To najstarsza stacja benzynowa w mieście - SPACEROWNIK ZIELONOGÓRSKI ODC. 525 (1.114)

Widok na ul. Wrocławską z wieżowca przy ul. Skrajnej. Na pierwszym planie stacja CPN Widok na ul. Wrocławską z wieżowca przy ul. Skrajnej. Na pierwszym planie stacja CPN Fot. Czesław Łuniewicz/zbiory Archiwum Państwowego w Zielonej Górze
Ha! Uśmiechnąłem się, widząc w muzeum zdjęcie stacji benzynowej CPN przy ul. Wrocławskiej. Wiecie, że to najstarsza taka stacja w mieście? Oczywiście chodzi o te, które wciąż działają.

 

- Czyżniewski! Znowu byłeś w muzeum na Łuniewiczu? Ile razy możesz chodzić na jedną wystawę… - moja żona tylko pokręciła głową, po czym pokazała mi zdjęcie z niedawnego rocznicowego wypadu do Międzyzdrojów. Na fotce ja myjący patelnię podczas urlopu, a podobno - według małżonki - nigdy jej (patelni) nie myję.
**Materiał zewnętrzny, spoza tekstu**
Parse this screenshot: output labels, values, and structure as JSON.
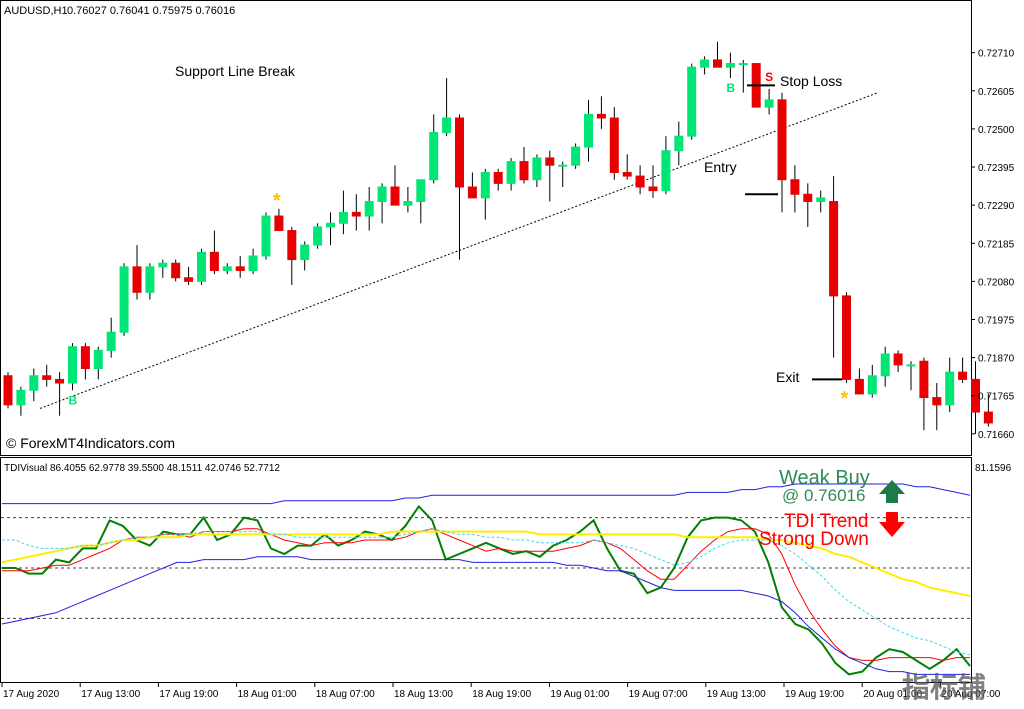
{
  "header": {
    "symbol": "AUDUSD,H1",
    "ohlc": "0.76027 0.76041 0.75975 0.76016"
  },
  "indicator_header": "TDIVisual 86.4055 62.9778 39.5500 48.1511 42.0746 52.7712",
  "watermark": "© ForexMT4Indicators.com",
  "corner_logo": "指标铺",
  "annotations": {
    "support_break": "Support Line Break",
    "stop_loss": "Stop Loss",
    "entry": "Entry",
    "exit": "Exit",
    "weak_buy_1": "Weak Buy",
    "weak_buy_2": "@ 0.76016",
    "tdi_trend_1": "TDI Trend",
    "tdi_trend_2": "Strong Down"
  },
  "markers": {
    "buy_letter": "B",
    "sell_letter": "S",
    "star": "*"
  },
  "colors": {
    "bull": "#00e676",
    "bear": "#e80000",
    "green_line": "#008000",
    "red_line": "#ff0000",
    "blue_line": "#2020e0",
    "yellow_line": "#ffee00",
    "cyan_line": "#40d8f0",
    "weak_buy_text": "#2e8b57",
    "tdi_text": "#ff0000",
    "star": "#ffc000",
    "buy_marker": "#00e676",
    "sell_marker": "#ff0000"
  },
  "chart_data": [
    {
      "type": "candlestick",
      "symbol": "AUDUSD",
      "timeframe": "H1",
      "price_axis_ticks": [
        "0.72710",
        "0.72605",
        "0.72500",
        "0.72395",
        "0.72290",
        "0.72185",
        "0.72080",
        "0.71975",
        "0.71870",
        "0.71765",
        "0.71660"
      ],
      "price_ylim": [
        0.7161,
        0.728
      ],
      "time_axis_labels": [
        "17 Aug 2020",
        "17 Aug 13:00",
        "17 Aug 19:00",
        "18 Aug 01:00",
        "18 Aug 07:00",
        "18 Aug 13:00",
        "18 Aug 19:00",
        "19 Aug 01:00",
        "19 Aug 07:00",
        "19 Aug 13:00",
        "19 Aug 19:00",
        "20 Aug 01:00",
        "20 Aug 07:00"
      ],
      "candles": [
        [
          0.7182,
          0.7183,
          0.7173,
          0.7174
        ],
        [
          0.7174,
          0.7179,
          0.7171,
          0.7178
        ],
        [
          0.7178,
          0.7184,
          0.7175,
          0.7182
        ],
        [
          0.7182,
          0.7185,
          0.7179,
          0.7181
        ],
        [
          0.7181,
          0.7183,
          0.7171,
          0.718
        ],
        [
          0.718,
          0.7191,
          0.7178,
          0.719
        ],
        [
          0.719,
          0.7191,
          0.7181,
          0.7184
        ],
        [
          0.7184,
          0.719,
          0.7181,
          0.7189
        ],
        [
          0.7189,
          0.7198,
          0.7187,
          0.7194
        ],
        [
          0.7194,
          0.7213,
          0.7193,
          0.7212
        ],
        [
          0.7212,
          0.7218,
          0.7203,
          0.7205
        ],
        [
          0.7205,
          0.7213,
          0.7203,
          0.7212
        ],
        [
          0.7212,
          0.7214,
          0.7209,
          0.7213
        ],
        [
          0.7213,
          0.7214,
          0.7208,
          0.7209
        ],
        [
          0.7209,
          0.7212,
          0.7207,
          0.7208
        ],
        [
          0.7208,
          0.7217,
          0.7207,
          0.7216
        ],
        [
          0.7216,
          0.7222,
          0.721,
          0.7211
        ],
        [
          0.7211,
          0.7213,
          0.721,
          0.7212
        ],
        [
          0.7212,
          0.7215,
          0.7209,
          0.7211
        ],
        [
          0.7211,
          0.7217,
          0.721,
          0.7215
        ],
        [
          0.7215,
          0.7227,
          0.7214,
          0.7226
        ],
        [
          0.7226,
          0.7228,
          0.7222,
          0.7222
        ],
        [
          0.7222,
          0.7223,
          0.7207,
          0.7214
        ],
        [
          0.7214,
          0.7219,
          0.7211,
          0.7218
        ],
        [
          0.7218,
          0.7224,
          0.7217,
          0.7223
        ],
        [
          0.7223,
          0.7227,
          0.7218,
          0.7224
        ],
        [
          0.7224,
          0.7233,
          0.7221,
          0.7227
        ],
        [
          0.7227,
          0.7232,
          0.7222,
          0.7226
        ],
        [
          0.7226,
          0.7234,
          0.7222,
          0.723
        ],
        [
          0.723,
          0.7235,
          0.7224,
          0.7234
        ],
        [
          0.7234,
          0.724,
          0.7229,
          0.7229
        ],
        [
          0.7229,
          0.7234,
          0.7227,
          0.723
        ],
        [
          0.723,
          0.7236,
          0.7224,
          0.7236
        ],
        [
          0.7236,
          0.7254,
          0.7235,
          0.7249
        ],
        [
          0.7249,
          0.7264,
          0.7248,
          0.7253
        ],
        [
          0.7253,
          0.7254,
          0.7214,
          0.7234
        ],
        [
          0.7234,
          0.7238,
          0.7231,
          0.7231
        ],
        [
          0.7231,
          0.7239,
          0.7225,
          0.7238
        ],
        [
          0.7238,
          0.7239,
          0.7233,
          0.7235
        ],
        [
          0.7235,
          0.7242,
          0.7233,
          0.7241
        ],
        [
          0.7241,
          0.7245,
          0.7235,
          0.7236
        ],
        [
          0.7236,
          0.7243,
          0.7234,
          0.7242
        ],
        [
          0.7242,
          0.7244,
          0.723,
          0.724
        ],
        [
          0.724,
          0.7241,
          0.7234,
          0.724
        ],
        [
          0.724,
          0.7246,
          0.7239,
          0.7245
        ],
        [
          0.7245,
          0.7258,
          0.7241,
          0.7254
        ],
        [
          0.7254,
          0.7259,
          0.725,
          0.7253
        ],
        [
          0.7253,
          0.7256,
          0.7236,
          0.7238
        ],
        [
          0.7238,
          0.7243,
          0.7236,
          0.7237
        ],
        [
          0.7237,
          0.724,
          0.7232,
          0.7234
        ],
        [
          0.7234,
          0.724,
          0.7231,
          0.7233
        ],
        [
          0.7233,
          0.7248,
          0.7232,
          0.7244
        ],
        [
          0.7244,
          0.7252,
          0.724,
          0.7248
        ],
        [
          0.7248,
          0.7268,
          0.7247,
          0.7267
        ],
        [
          0.7267,
          0.727,
          0.7265,
          0.7269
        ],
        [
          0.7269,
          0.7274,
          0.7267,
          0.7267
        ],
        [
          0.7267,
          0.7271,
          0.7264,
          0.7268
        ],
        [
          0.7268,
          0.7269,
          0.726,
          0.7268
        ],
        [
          0.7268,
          0.7268,
          0.7256,
          0.7256
        ],
        [
          0.7256,
          0.7261,
          0.7254,
          0.7258
        ],
        [
          0.7258,
          0.726,
          0.7227,
          0.7236
        ],
        [
          0.7236,
          0.724,
          0.7227,
          0.7232
        ],
        [
          0.7232,
          0.7235,
          0.7223,
          0.723
        ],
        [
          0.723,
          0.7233,
          0.7227,
          0.7231
        ],
        [
          0.723,
          0.7237,
          0.7187,
          0.7204
        ],
        [
          0.7204,
          0.7205,
          0.718,
          0.7181
        ],
        [
          0.7181,
          0.7184,
          0.7177,
          0.7177
        ],
        [
          0.7177,
          0.7185,
          0.7176,
          0.7182
        ],
        [
          0.7182,
          0.719,
          0.7179,
          0.7188
        ],
        [
          0.7188,
          0.7189,
          0.7183,
          0.7185
        ],
        [
          0.7185,
          0.7186,
          0.7178,
          0.7185
        ],
        [
          0.7186,
          0.7187,
          0.7167,
          0.7176
        ],
        [
          0.7176,
          0.718,
          0.7167,
          0.7174
        ],
        [
          0.7174,
          0.7187,
          0.7172,
          0.7183
        ],
        [
          0.7183,
          0.7187,
          0.718,
          0.7181
        ],
        [
          0.7181,
          0.7186,
          0.7166,
          0.7172
        ],
        [
          0.7172,
          0.7177,
          0.7168,
          0.7169
        ]
      ],
      "trendline": [
        [
          0.7173,
          0.726
        ]
      ],
      "levels": {
        "stop_loss": 0.7262,
        "entry": 0.7232,
        "exit": 0.7181
      },
      "signals": [
        {
          "type": "buy",
          "candle": 5
        },
        {
          "type": "star",
          "candle": 21
        },
        {
          "type": "buy",
          "candle": 56
        },
        {
          "type": "sell",
          "candle": 59
        },
        {
          "type": "star",
          "candle": 65
        }
      ]
    },
    {
      "type": "line",
      "name": "TDIVisual",
      "value_axis_tick": "81.1596",
      "levels": [
        68,
        50,
        32
      ],
      "ylim": [
        10,
        85
      ],
      "series": [
        {
          "color": "green",
          "values": [
            50,
            50,
            48,
            48,
            53,
            52,
            57,
            57,
            67,
            65,
            60,
            58,
            63,
            62,
            62,
            68,
            60,
            62,
            68,
            67,
            57,
            55,
            58,
            58,
            62,
            58,
            60,
            63,
            62,
            60,
            65,
            72,
            67,
            53,
            55,
            57,
            59,
            57,
            55,
            56,
            54,
            58,
            60,
            63,
            67,
            57,
            49,
            48,
            41,
            43,
            50,
            61,
            67,
            68,
            68,
            67,
            63,
            52,
            36,
            30,
            28,
            23,
            16,
            12,
            13,
            18,
            21,
            20,
            17,
            14,
            17,
            21,
            15
          ]
        },
        {
          "color": "red",
          "values": [
            49,
            49,
            49,
            50,
            51,
            51,
            53,
            55,
            57,
            60,
            61,
            61,
            62,
            62,
            61,
            63,
            63,
            63,
            64,
            64,
            62,
            60,
            59,
            58,
            59,
            59,
            59,
            60,
            60,
            60,
            61,
            63,
            64,
            62,
            60,
            58,
            56,
            57,
            56,
            56,
            56,
            56,
            57,
            58,
            60,
            59,
            57,
            53,
            49,
            46,
            46,
            51,
            56,
            60,
            63,
            64,
            64,
            62,
            55,
            44,
            35,
            28,
            22,
            18,
            17,
            17,
            18,
            18,
            18,
            18,
            17,
            18,
            18
          ]
        },
        {
          "color": "blue",
          "values": [
            30,
            31,
            32,
            33,
            34,
            36,
            38,
            40,
            42,
            44,
            46,
            48,
            50,
            52,
            52,
            53,
            53,
            53,
            53,
            54,
            54,
            54,
            54,
            53,
            53,
            53,
            53,
            53,
            53,
            53,
            53,
            53,
            53,
            53,
            53,
            52,
            52,
            52,
            52,
            52,
            52,
            52,
            51,
            51,
            50,
            49,
            49,
            47,
            45,
            43,
            42,
            42,
            42,
            42,
            42,
            42,
            41,
            40,
            38,
            34,
            29,
            25,
            21,
            18,
            16,
            14,
            13,
            13,
            12,
            12,
            12,
            12,
            12
          ]
        },
        {
          "color": "blue",
          "values": [
            73,
            73,
            73,
            73,
            73,
            73,
            73,
            73,
            73,
            73,
            73,
            73,
            73,
            73,
            73,
            73,
            73,
            73,
            73,
            73,
            73,
            74,
            74,
            74,
            74,
            74,
            74,
            74,
            74,
            74,
            75,
            75,
            76,
            76,
            76,
            76,
            76,
            76,
            76,
            76,
            76,
            76,
            76,
            76,
            76,
            76,
            76,
            76,
            76,
            76,
            76,
            77,
            77,
            77,
            77,
            78,
            78,
            79,
            79,
            80,
            80,
            80,
            80,
            80,
            80,
            80,
            80,
            80,
            79,
            79,
            78,
            77,
            76
          ]
        },
        {
          "color": "yellow",
          "values": [
            52,
            53,
            54,
            55,
            56,
            57,
            58,
            58,
            59,
            60,
            60,
            61,
            61,
            61,
            62,
            62,
            62,
            62,
            62,
            62,
            62,
            62,
            62,
            62,
            62,
            62,
            62,
            62,
            62,
            63,
            63,
            63,
            63,
            63,
            63,
            63,
            63,
            63,
            63,
            63,
            62,
            62,
            62,
            62,
            62,
            62,
            62,
            62,
            62,
            62,
            62,
            61,
            61,
            61,
            61,
            61,
            61,
            60,
            60,
            59,
            58,
            57,
            55,
            54,
            52,
            50,
            48,
            46,
            45,
            43,
            42,
            41,
            40
          ]
        },
        {
          "color": "cyan",
          "values": [
            60,
            60,
            58,
            57,
            57,
            57,
            58,
            58,
            59,
            60,
            61,
            61,
            62,
            62,
            62,
            63,
            63,
            63,
            63,
            63,
            62,
            62,
            61,
            61,
            61,
            61,
            61,
            61,
            61,
            61,
            62,
            63,
            64,
            63,
            62,
            62,
            61,
            61,
            60,
            60,
            59,
            59,
            59,
            59,
            60,
            59,
            58,
            57,
            55,
            53,
            51,
            52,
            54,
            57,
            59,
            60,
            60,
            60,
            58,
            55,
            51,
            47,
            42,
            38,
            35,
            32,
            29,
            27,
            25,
            24,
            22,
            20,
            19
          ]
        }
      ]
    }
  ]
}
Do Muzeum Ziemi Lubuskiej przywołał mnie we wtorek Jarosław Skorulski, szef zatońskiej Fundacji „Ogrody Kultury”, który wraz z wicedyrektorem placówki Longinem Dzieżycem montował właśnie wystawę poświęconą księżnej Dorocie de Talleyrand-Périgord. Kilka eksponatów mnie zaskoczyło. Jeszcze o nich napiszę. Wernisaż był w środę. Ja, korzystając z okazji, zajrzałem do sąsiedniej sali, w której eksponowane są zdjęcia Czesława Łuniewicza (ze zbiorów Archiwum Państwowego w Zielone Górze) pokazujące nasze miasto ok. pół wieku temu. Większość znam i pokazywałem je na Facebooku. Jednak w dużych formatach prezentują się inaczej…
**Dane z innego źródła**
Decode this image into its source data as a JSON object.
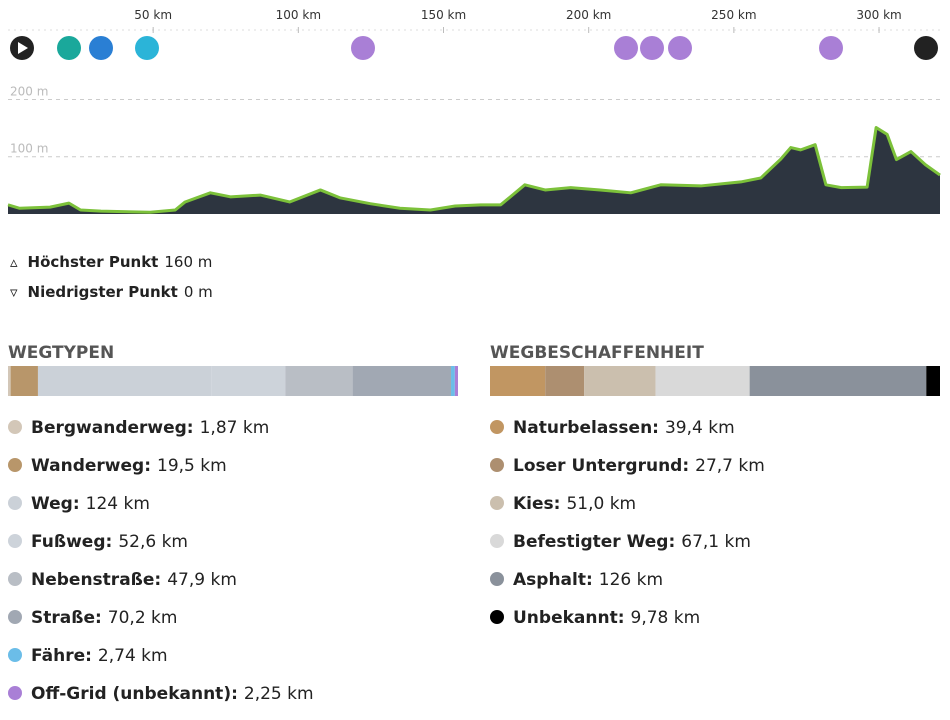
{
  "chart_data": {
    "type": "area",
    "x": [
      0,
      4,
      14.5,
      21,
      25,
      32,
      49,
      57.6,
      61,
      69.7,
      76.6,
      86.9,
      97,
      107.6,
      114.5,
      124.8,
      135,
      145.5,
      154,
      162.8,
      169.7,
      178,
      185,
      193.8,
      204,
      214.5,
      224.8,
      238.6,
      252.4,
      259.3,
      266,
      269.6,
      273,
      278,
      281.7,
      287,
      295.9,
      299,
      302.8,
      306,
      311,
      316,
      321
    ],
    "values": [
      16,
      10,
      12,
      19,
      7,
      5,
      3,
      7,
      21,
      37,
      30,
      33,
      21,
      42,
      28,
      18,
      10,
      7,
      14,
      16,
      16,
      51,
      42,
      46,
      42,
      37,
      51,
      49,
      56,
      63,
      95,
      116,
      112,
      121,
      51,
      46,
      47,
      151,
      139,
      95,
      109,
      86,
      68
    ],
    "color": "#2d3540",
    "line_color": "#7cc13a",
    "xlim": [
      0,
      321
    ],
    "xticks": [
      {
        "value": 50,
        "label": "50 km"
      },
      {
        "value": 100,
        "label": "100 km"
      },
      {
        "value": 150,
        "label": "150 km"
      },
      {
        "value": 200,
        "label": "200 km"
      },
      {
        "value": 250,
        "label": "250 km"
      },
      {
        "value": 300,
        "label": "300 km"
      }
    ],
    "ylim": [
      0,
      220
    ],
    "yticks": [
      {
        "value": 100,
        "label": "100 m"
      },
      {
        "value": 200,
        "label": "200 m"
      }
    ],
    "grid": true
  },
  "stats": [
    {
      "name": "Höchster Punkt",
      "value": "160 m"
    },
    {
      "name": "Niedrigster Punkt",
      "value": "0 m"
    }
  ],
  "wegtypen": {
    "title": "WEGTYPEN",
    "items": [
      {
        "name": "Bergwanderweg:",
        "value": 1.87,
        "value_label": "1,87 km",
        "color": "#d3c7b8"
      },
      {
        "name": "Wanderweg:",
        "value": 19.5,
        "value_label": "19,5 km",
        "color": "#b8966a"
      },
      {
        "name": "Weg:",
        "value": 124,
        "value_label": "124 km",
        "color": "#cbd1d8"
      },
      {
        "name": "Fußweg:",
        "value": 52.6,
        "value_label": "52,6 km",
        "color": "#cdd3da"
      },
      {
        "name": "Nebenstraße:",
        "value": 47.9,
        "value_label": "47,9 km",
        "color": "#b9bec5"
      },
      {
        "name": "Straße:",
        "value": 70.2,
        "value_label": "70,2 km",
        "color": "#a1a8b3"
      },
      {
        "name": "Fähre:",
        "value": 2.74,
        "value_label": "2,74 km",
        "color": "#6bbde8"
      },
      {
        "name": "Off-Grid (unbekannt):",
        "value": 2.25,
        "value_label": "2,25 km",
        "color": "#a97fd6"
      }
    ]
  },
  "wegbeschaffenheit": {
    "title": "WEGBESCHAFFENHEIT",
    "items": [
      {
        "name": "Naturbelassen:",
        "value": 39.4,
        "value_label": "39,4 km",
        "color": "#c19662"
      },
      {
        "name": "Loser Untergrund:",
        "value": 27.7,
        "value_label": "27,7 km",
        "color": "#ad8f70"
      },
      {
        "name": "Kies:",
        "value": 51.0,
        "value_label": "51,0 km",
        "color": "#cbbfae"
      },
      {
        "name": "Befestigter Weg:",
        "value": 67.1,
        "value_label": "67,1 km",
        "color": "#d9d9d9"
      },
      {
        "name": "Asphalt:",
        "value": 126,
        "value_label": "126 km",
        "color": "#8a919b"
      },
      {
        "name": "Unbekannt:",
        "value": 9.78,
        "value_label": "9,78 km",
        "color": "#000000"
      }
    ]
  }
}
Fot. Czesław Łuniewicz/zbiory Archiwum Państwowego w Zielonej Górze. Widok na dzisiejszy pl. Piłsudskiego. Ulicy jeszcze nie ma. Trzeba przekopać się przez cmentarz.

CPN przy Wrocławskiej

Kierowcy, znacie to miejsce? Kiedyś był tutaj jedyny w mieście kanał do spuszczania oleju z samochodowych silników. CPN przy ul. Wrocławskiej, dzisiaj Orlen. Tutaj, mimo zmieniających się szyldów, „od zawsze” była stacja benzynowa. Kierowcy mogli tankować już w latach 50. XX wieku. Funkcja ta sama, tylko pojazdy inne.

Samochody obsługiwano tu już wcześniej. - To dawna stacja benzynowa Wilhelma Paethke, która funkcjonowała co najmniej od lat 30. XX wieku - twierdzi Bartłomiej Gruszka, prezentując mapy samochodowe Niemiec. - Zostały zakupione na stacji Paethkego.

Zdecydowanie ciekawsza jest ta powojenna historia - CPN zapisał się w pamięci wielu ludzi. Pod zdjęciem stacji zamieszczonym na Facebooku pojawiło się mnóstwo wpisów.

- Część dzieciństwa spędziłam na tym CPN. Mój ojciec Janusz Konieczny był ajentem stacji od 1978 roku - napisała Agnieszka Konieczna. - Od czerwca przeprowadziliśmy się na Osiedlową, od września poszłam do szkoły przy Zielonogórskiej. Po lekcjach szłam właśnie na stację. Bawiłam się na niej m. in. w szkołę, a za tablicę służył mi przenośny szlaban zakazujący wjazdu na stację w momencie, gdy z cysterny pompowano paliwo do zbiorników w ziemi.

Długie kolejki

Zygmunt Kurpisz: - Na tym CPN mój tato tankował naszego poczciwego „Warczyburga”. Pamiętam niekończące się kolejki za paliwem (78 lub 94) aż na górkę, gdzie teraz jest salon samochodowy.

Dorota Romanowska: - Mieszkałam przy ul. Braniborskiej w latach 1966-1972. Pierwszy dom po prawej (nie ma go na tym zdjęciu), naprzeciwko żłobka. Wtedy jeszcze na miejscu żłobka było pole. Moj wujek pracował na tej stacji benzynowej.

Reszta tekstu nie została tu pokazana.